Apocalypse World had some very functional ways to play a two person game, where people would take turns running different Fronts and groups of NPCs for each other. I see no reason not to do something similar in BitD. Each player could handle the basic duties for tracking countdown clocks and behind-the-scenes action for a few of the different factions, and divvy up the responsibility for maintaining a living, vibrant, dangerous world instead of putting most of that on the storyteller.

The obvious sacrifice here is a lack of surprise around some NPC actions. And players would have to be willing to hand over the various factions’ agency to the GM, or else take a turn as the storyteller when their managed faction have center stage. But with a bit of conferring between players and the storyteller, I think it’s perfectly manageable (we’ll have a group of players that I trust to play well together).

I also think it’s worthwhile to encourage or require players to manage factions that their PC is not allied or friendly with. That reduces the temptation to use NPCs to treat their own PC favorably.

I’m curious about doing this in other systems too. I think it doesn’t work as well in games with more adversarial dynamics or hidden information. But there are always chances to offload work from the GM, and to give other players more time playing off each other and with the game’s world. Always a plus.

I really hope this game comes together and actually works out. If it does, I’m sure I’ll have more details to share here in some months. If this idea works, and if that plus having players track all our various debts and whatnot lets us dig into how the system-as-written forces more audacious play, I’ll be pretty happy. Honestly, I’ll be happy to just play some BitD.

Back to LARP writing

I’m writing LARP material again!

It’s been a while. I’ve sat on an idea of mine for a little over a year, and I’m finally having the excited conversations with other LARP friends that keep pushing me to develop it. It’s a good feeling.

I’ve also been writing material for a different LARP that my friends are running. This means taking limited information about national histories, and group goals, and maybe a sentence or two about group flavor, and turning that into 400-500 words of group background with coherent flavor. It’s a rewarding exercise, something I haven’t done recently but have plenty of experience with. Plus, it’s wonderful being able to just produce creative work and share it with people immediately.

I’ve stopped doing that here, for a number of reasons, and I regret that sometimes. Maybe I’ll change that again in the future.

As for the fun LARP ideas I’ve been having, they’re tied to a combination of old story ideas I’ve mused over for about five years and a set of scene ideas that have inspired me in the past two years at Wayfinder. The basic concept: PC groups of treasure hunters and historians return to the ancient places of their ancestors in the Shunned Lands to recover lost relics, and in the process discover both why their old stories refer to a prior golden age and why that golden age ended in catastrophe. The rest of the game is all about facing the consequences of releasing the disastrous remnants of that ancient history.
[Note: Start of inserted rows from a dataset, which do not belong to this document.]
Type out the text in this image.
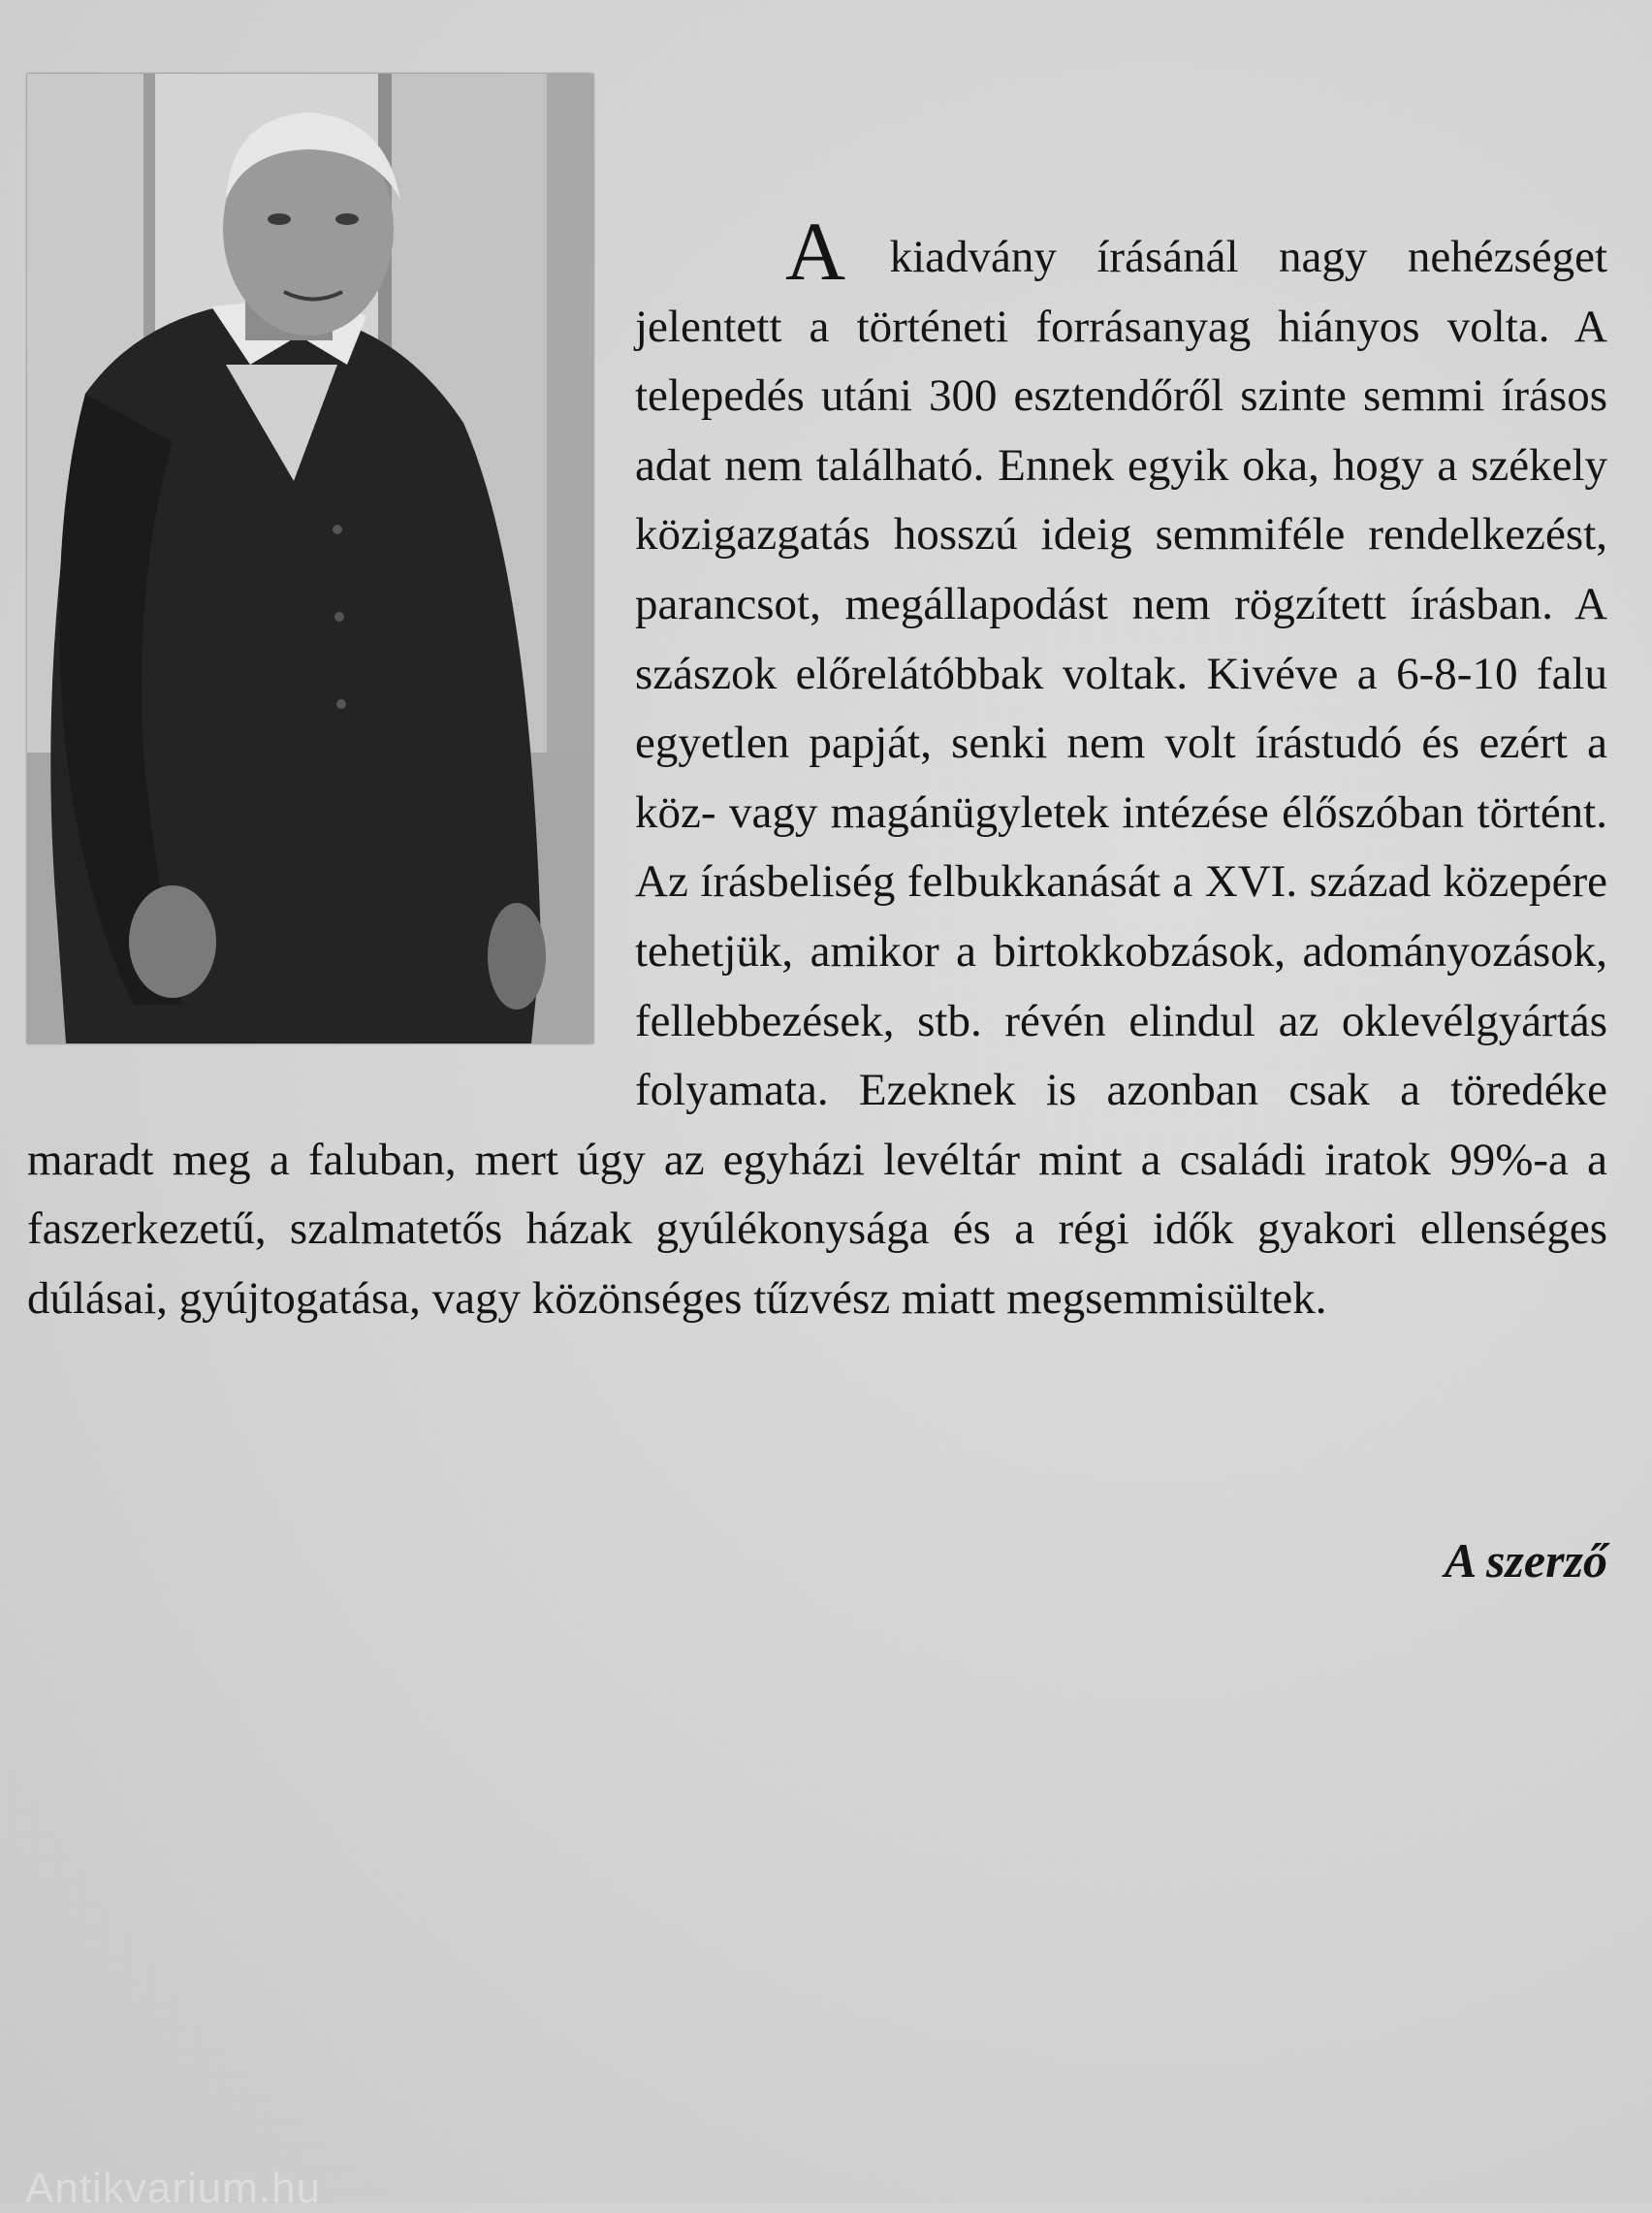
A kiadvány írásánál nagy nehézséget jelentett a történeti forrásanyag hiányos volta. A telepedés utáni 300 esztendőről szinte semmi írásos adat nem található. Ennek egyik oka, hogy a székely közigazgatás hosszú ideig semmiféle rendelkezést, parancsot, megállapodást nem rögzített írásban. A szászok előrelátóbbak voltak. Kivéve a 6-8-10 falu egyetlen papját, senki nem volt írástudó és ezért a köz- vagy magánügyletek intézése élőszóban történt. Az írásbeliség felbukkanását a XVI. század közepére tehetjük, amikor a birtokkobzások, adományozások, fellebbezések, stb. révén elindul az oklevélgyártás folyamata. Ezeknek is azonban csak a töredéke maradt meg a faluban, mert úgy az egyházi levéltár mint a családi iratok 99%-a a faszerkezetű, szalmatetős házak gyúlékonysága és a régi idők gyakori ellenséges dúlásai, gyújtogatása, vagy közönséges tűzvész miatt megsemmisültek.

A szerző
Antikvarium.hu
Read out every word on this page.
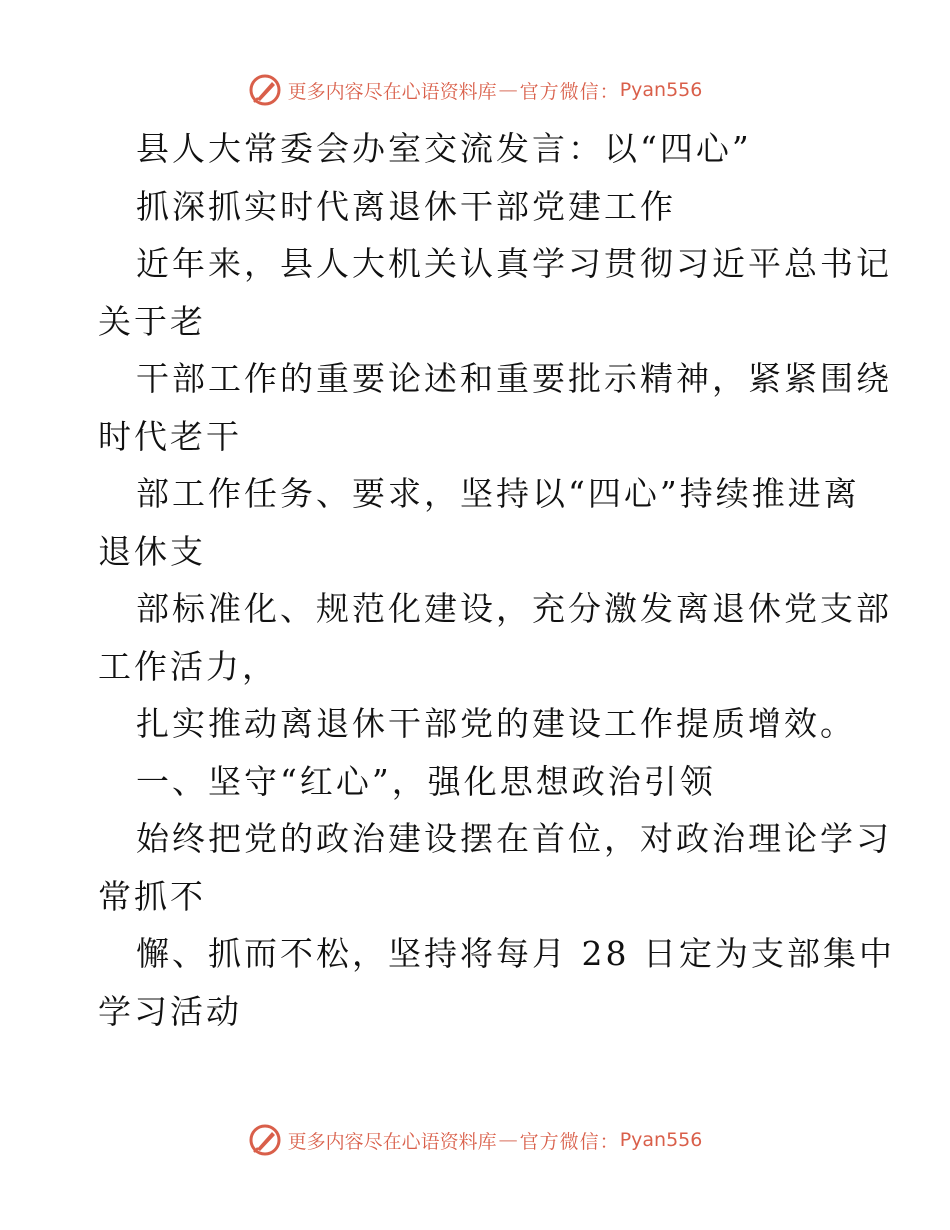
更多内容尽在心语资料库 — 官方微信： Pyan556
县人大常委会办室交流发言：以“四心”
抓深抓实时代离退休干部党建工作
近年来，县人大机关认真学习贯彻习近平总书记
关于老
干部工作的重要论述和重要批示精神，紧紧围绕
时代老干
部工作任务、要求，坚持以“四心”持续推进离
退休支
部标准化、规范化建设，充分激发离退休党支部
工作活力，
扎实推动离退休干部党的建设工作提质增效。
一、坚守“红心”，强化思想政治引领
始终把党的政治建设摆在首位，对政治理论学习
常抓不
懈、抓而不松，坚持将每月 28 日定为支部集中
学习活动
更多内容尽在心语资料库 — 官方微信： Pyan556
My excited conversations have mostly been about puzzling through how to produce specific scenes, and what we’d need to make them work. It feels really good, engaging with my WFE friends like this outside of the camp season. That collaborative problem solving and supportive creativity is something I always miss during the rest of the year, when I spend most of my time staring at words and trying to cudgel them into some more effective shape.

Perhaps I’ll be able to work more of that into my other writing routines, and carry that excitement forward.